Honestly, i don't understand why i have to spin another cluster with another 11Tb disks and fill it all with some dump data? Will you pay for it?
Hello @yaroslav-nakonechnikov, Thank you for investigating this issue and identifying a possible solution. We will replicate the problem on our end and test to see if your fix resolves it. we will get back to you soon on this
Hey @yaroslav-nakonechnikov , we have merged the change to update the fsGroupChangePolicy
. Please let us know if the issue still persists and we can re-visit the issue.
@akondur this is good.
so now, need to wait till it will be released.
as for now i don't know how to check it, knowing that fact that 2.5.0 and 2.5.1 also not working as expected.
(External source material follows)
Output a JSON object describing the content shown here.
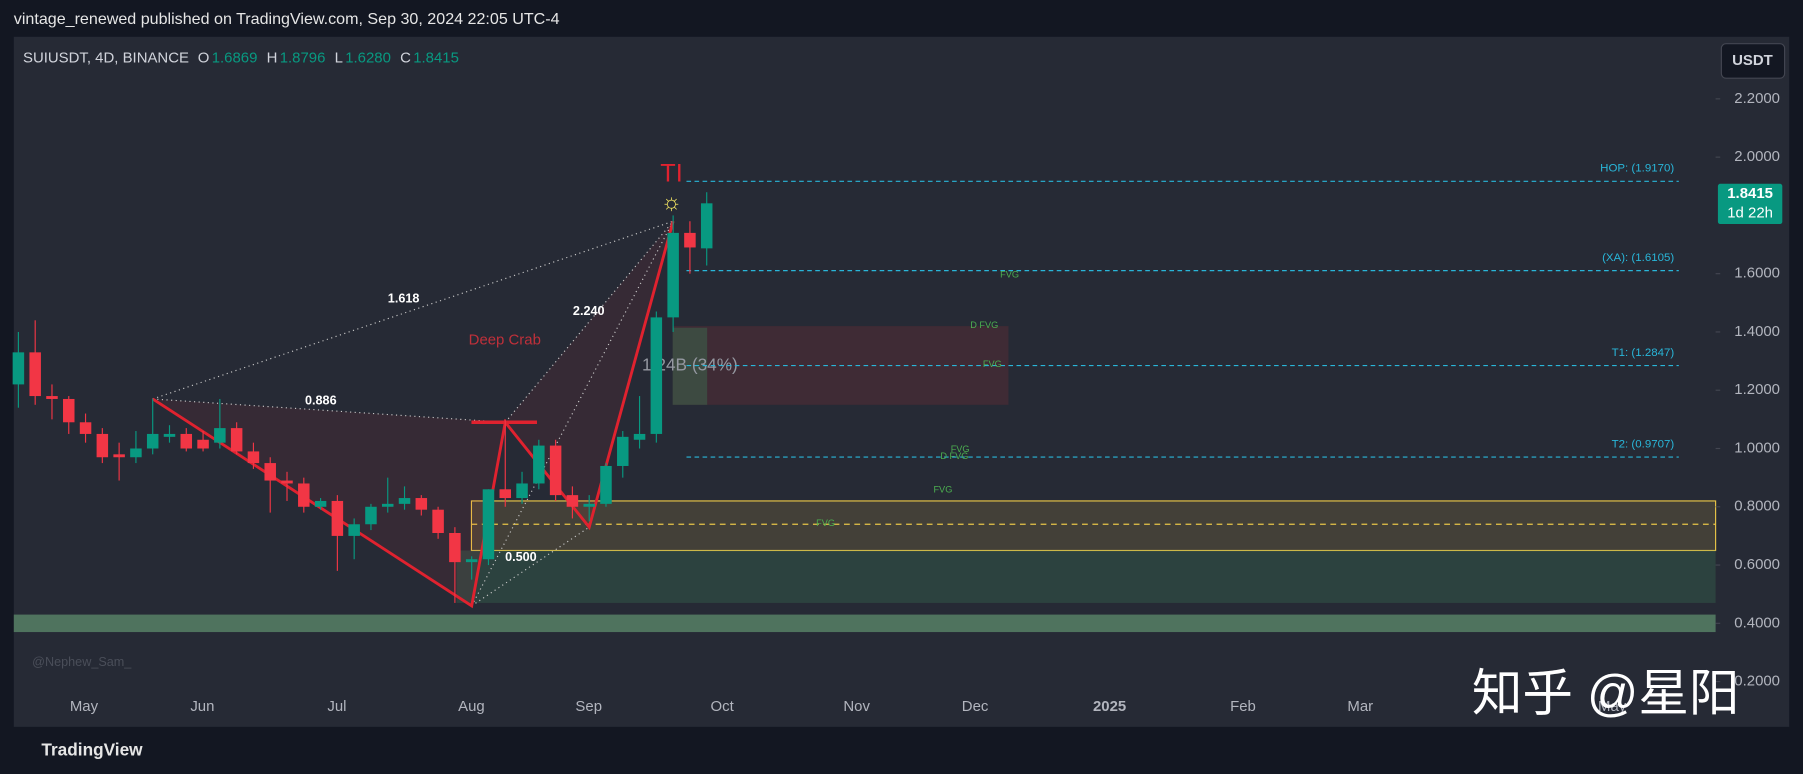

@yaroslav-nakonechnikov We have reverted the change as we are going to release 2.5.2 this week. Will re-introduce it right after in develop. If this change is needed soon - we will make another minor release. Will update the PR here as soon as it's ready.
Hey @yaroslav-nakonechnikov , please find the merged MR into develop here. Please let me know if you're still facing issues with this change.
how it can be closed, if it is not released yet?